When looking to promote yourself, think critically about your CV or online profile. Take into consideration how it is being found and assessed. Are you using the right keywords? As mentioned previously, many HR teams have begun using automated tools to scan and filter candidates. If you use certain online job search sites, their systems do the same. If there are specific roles or companies you are interested in, your CV should be in alignment with the requirements for these. You need to ensure that your CV and online profile highlight the right skills, so that these tools will pick up on them.
However, before you can highlight these skills, you need to know which capabilities are being sought after by your target industry or company. Researching trends is one way to stay current. Seeking out learning opportunities is an even better method, as this approach helps you catch up with current trends and gain the necessary skills for future trends. Reskilling or upskilling helps to make you a more compelling candidate during a career transition. Even if you are not actively searching for a new role, reskilling or upskilling helps you stay current in your industry and helps guide your organisation into the future of work.

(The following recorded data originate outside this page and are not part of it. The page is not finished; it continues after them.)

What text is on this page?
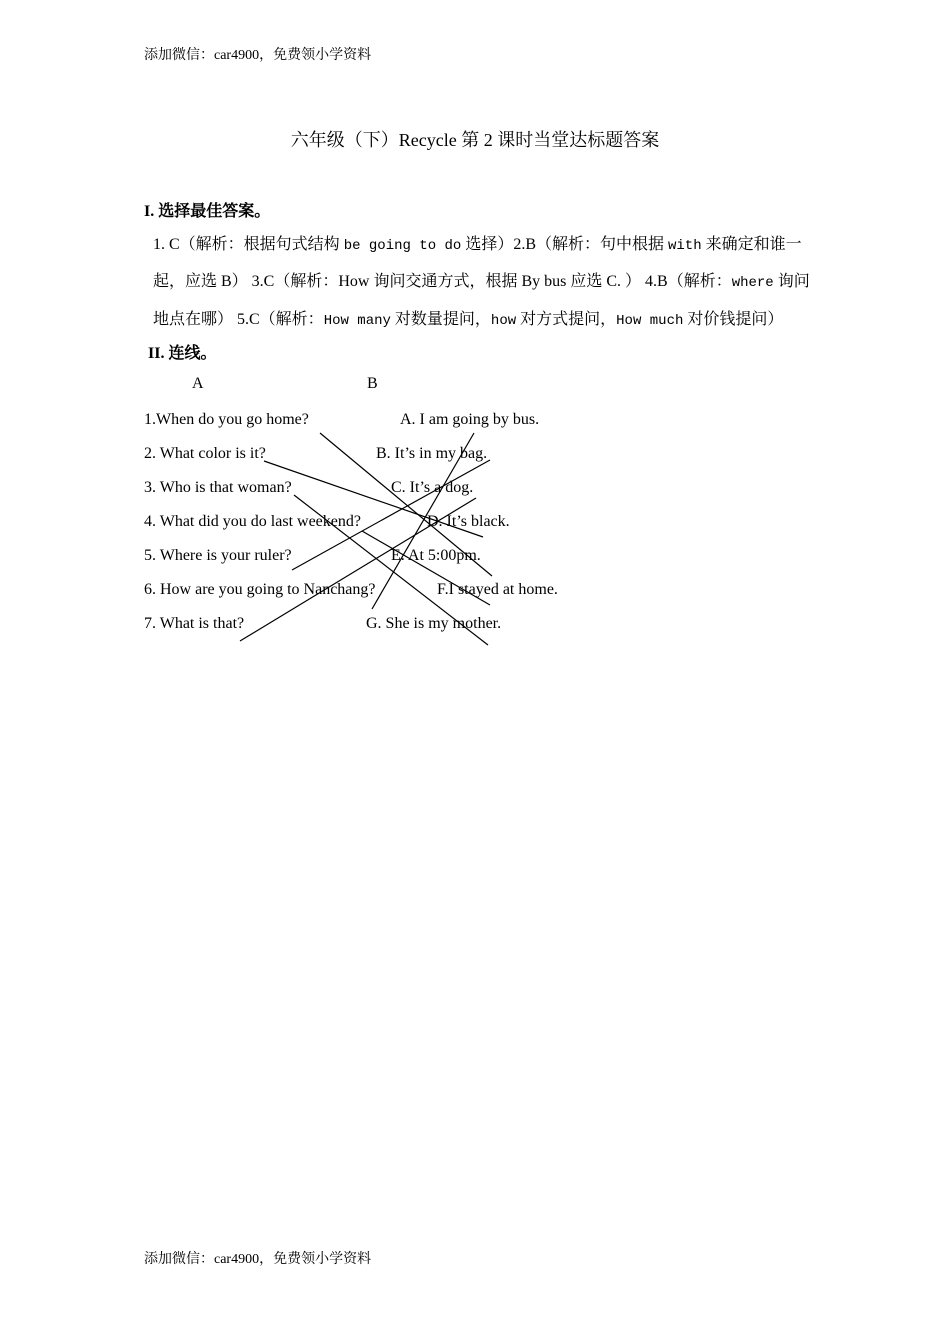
添加微信：car4900，免费领小学资料
六年级（下）Recycle 第 2 课时当堂达标题答案
I. 选择最佳答案。
1. C（解析：根据句式结构 be going to do 选择）2.B（解析：句中根据 with 来确定和谁一
起，应选 B） 3.C（解析：How 询问交通方式，根据 By bus 应选 C. ） 4.B（解析：where 询问
地点在哪） 5.C（解析：How many 对数量提问，how 对方式提问，How much 对价钱提问）
II. 连线。
A	B
1.When do you go home?
2. What color is it?
3. Who is that woman?
4. What did you do last weekend?
5. Where is your ruler?
6. How are you going to Nanchang?
7. What is that?
A. I am going by bus.
B. It’s in my bag.
C. It’s a dog.
D. It’s black.
E. At 5:00pm.
F.I stayed at home.
G. She is my mother.
添加微信：car4900，免费领小学资料
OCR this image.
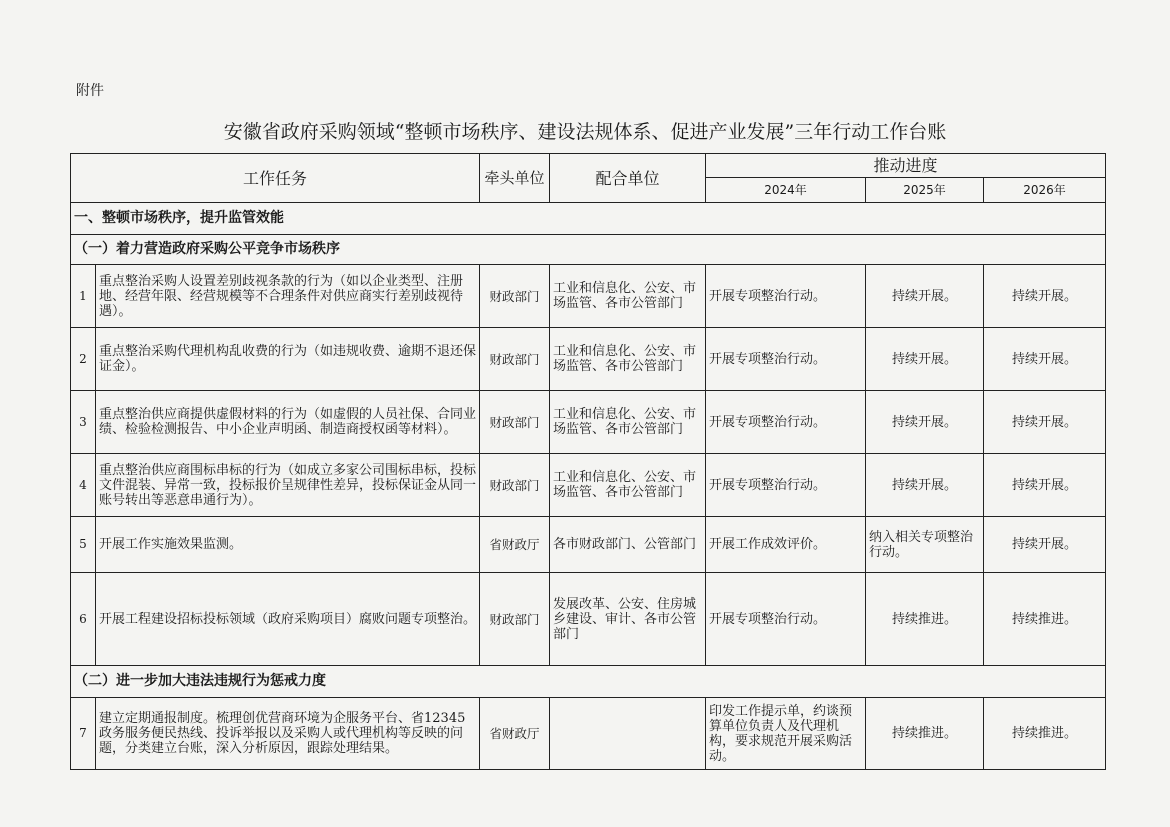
附件
安徽省政府采购领域“整顿市场秩序、建设法规体系、促进产业发展”三年行动工作台账
工作任务		牵头单位	配合单位	推动进度		
				2024年	2025年	2026年
一、整顿市场秩序，提升监管效能						
（一）着力营造政府采购公平竞争市场秩序						
1	重点整治采购人设置差别歧视条款的行为（如以企业类型、注册地、经营年限、经营规模等不合理条件对供应商实行差别歧视待遇）。	财政部门	工业和信息化、公安、市场监管、各市公管部门	开展专项整治行动。	持续开展。	持续开展。
2	重点整治采购代理机构乱收费的行为（如违规收费、逾期不退还保证金）。	财政部门	工业和信息化、公安、市场监管、各市公管部门	开展专项整治行动。	持续开展。	持续开展。
3	重点整治供应商提供虚假材料的行为（如虚假的人员社保、合同业绩、检验检测报告、中小企业声明函、制造商授权函等材料）。	财政部门	工业和信息化、公安、市场监管、各市公管部门	开展专项整治行动。	持续开展。	持续开展。
4	重点整治供应商围标串标的行为（如成立多家公司围标串标，投标文件混装、异常一致，投标报价呈规律性差异，投标保证金从同一账号转出等恶意串通行为）。	财政部门	工业和信息化、公安、市场监管、各市公管部门	开展专项整治行动。	持续开展。	持续开展。
5	开展工作实施效果监测。	省财政厅	各市财政部门、公管部门	开展工作成效评价。	纳入相关专项整治行动。	持续开展。
6	开展工程建设招标投标领域（政府采购项目）腐败问题专项整治。	财政部门	发展改革、公安、住房城乡建设、审计、各市公管部门	开展专项整治行动。	持续推进。	持续推进。
（二）进一步加大违法违规行为惩戒力度						
7	建立定期通报制度。梳理创优营商环境为企服务平台、省12345政务服务便民热线、投诉举报以及采购人或代理机构等反映的问题，分类建立台账，深入分析原因，跟踪处理结果。	省财政厅		印发工作提示单，约谈预算单位负责人及代理机构，要求规范开展采购活动。	持续推进。	持续推进。
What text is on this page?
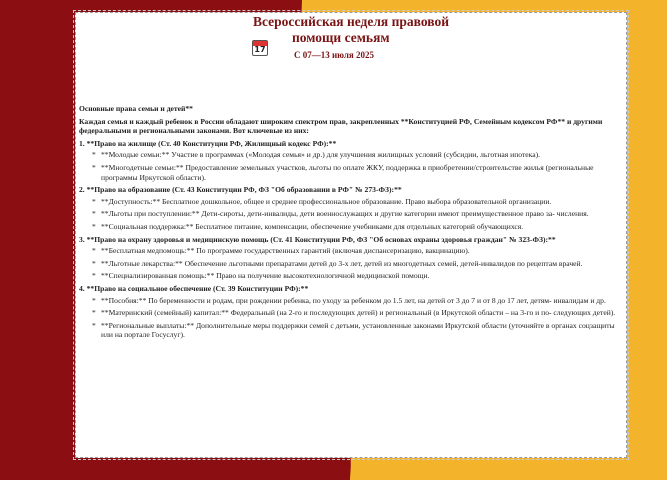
Всероссийская неделя правовой
помощи семьям
17
С 07—13 июля 2025

Основные права семьи и детей**

Каждая семья и каждый ребенок в России обладают широким спектром прав, закрепленных **Конституцией РФ, Семейным кодексом РФ** и другими федеральными и региональными законами. Вот ключевые из них:

1. **Право на жилище (Ст. 40 Конституции РФ, Жилищный кодекс РФ):**
* **Молодые семьи:** Участие в программах («Молодая семья» и др.) для улучшения жилищных условий (субсидии, льготная ипотека).
* **Многодетные семьи:** Предоставление земельных участков, льготы по оплате ЖКУ, поддержка в приобретении/строительстве жилья (региональные программы Иркутской области).
2. **Право на образование (Ст. 43 Конституции РФ, ФЗ "Об образовании в РФ" № 273-ФЗ):**
* **Доступность:** Бесплатное дошкольное, общее и среднее профессиональное образование. Право выбора образовательной организации.
* **Льготы при поступлении:** Дети-сироты, дети-инвалиды, дети военнослужащих и другие категории имеют преимущественное право за- числения.
* **Социальная поддержка:** Бесплатное питание, компенсации, обеспечение учебниками для отдельных категорий обучающихся.
3. **Право на охрану здоровья и медицинскую помощь (Ст. 41 Конституции РФ, ФЗ "Об основах охраны здоровья граждан" № 323-ФЗ):**
* **Бесплатная медпомощь:** По программе государственных гарантий (включая диспансеризацию, вакцинацию).
* **Льготные лекарства:** Обеспечение льготными препаратами детей до 3-х лет, детей из многодетных семей, детей-инвалидов по рецептам врачей.
* **Специализированная помощь:** Право на получение высокотехнологичной медицинской помощи.
4. **Право на социальное обеспечение (Ст. 39 Конституции РФ):**
* **Пособия:** По беременности и родам, при рождении ребенка, по уходу за ребенком до 1.5 лет, на детей от 3 до 7 и от 8 до 17 лет, детям- инвалидам и др.
* **Материнский (семейный) капитал:** Федеральный (на 2-го и последующих детей) и региональный (в Иркутской области – на 3-го и по- следующих детей).
* **Региональные выплаты:** Дополнительные меры поддержки семей с детьми, установленные законами Иркутской области (уточняйте в органах соцзащиты или на портале Госуслуг).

It is without question that COVID-19 was the defining topic of 2020 and continues to be as we enter 2021. It has presented many challenges and obstacles, and completely reshaped life as we know it. The pandemic and lockdowns continue, but the introduction of the vaccine has hopefully placed us nearer to the end of it. We are not yet out of the woods, but there is a chance we will clear the major hurdles at some point this year. When that happens, anticipate being asked to reflect. Whether it be a job interview or a thought leadership opportunity, expect people to want to know about your COVID story. What challenges did you face, how did you solve them, and what have you learned along the way? The answers to these questions will provide great insight into your capabilities as a leader and your preparedness for any future challenges.
Whether looking for a new opportunity or working to establish yourself as an industry voice, investing in your own professional development is always a good investment. Keeping an eye on the key trends impacting the job market and developing the right mindset and skillset will help you stay at the top of people’s minds or give reason for you to get onto their contact list, which will allow you to claim your place in the future of work.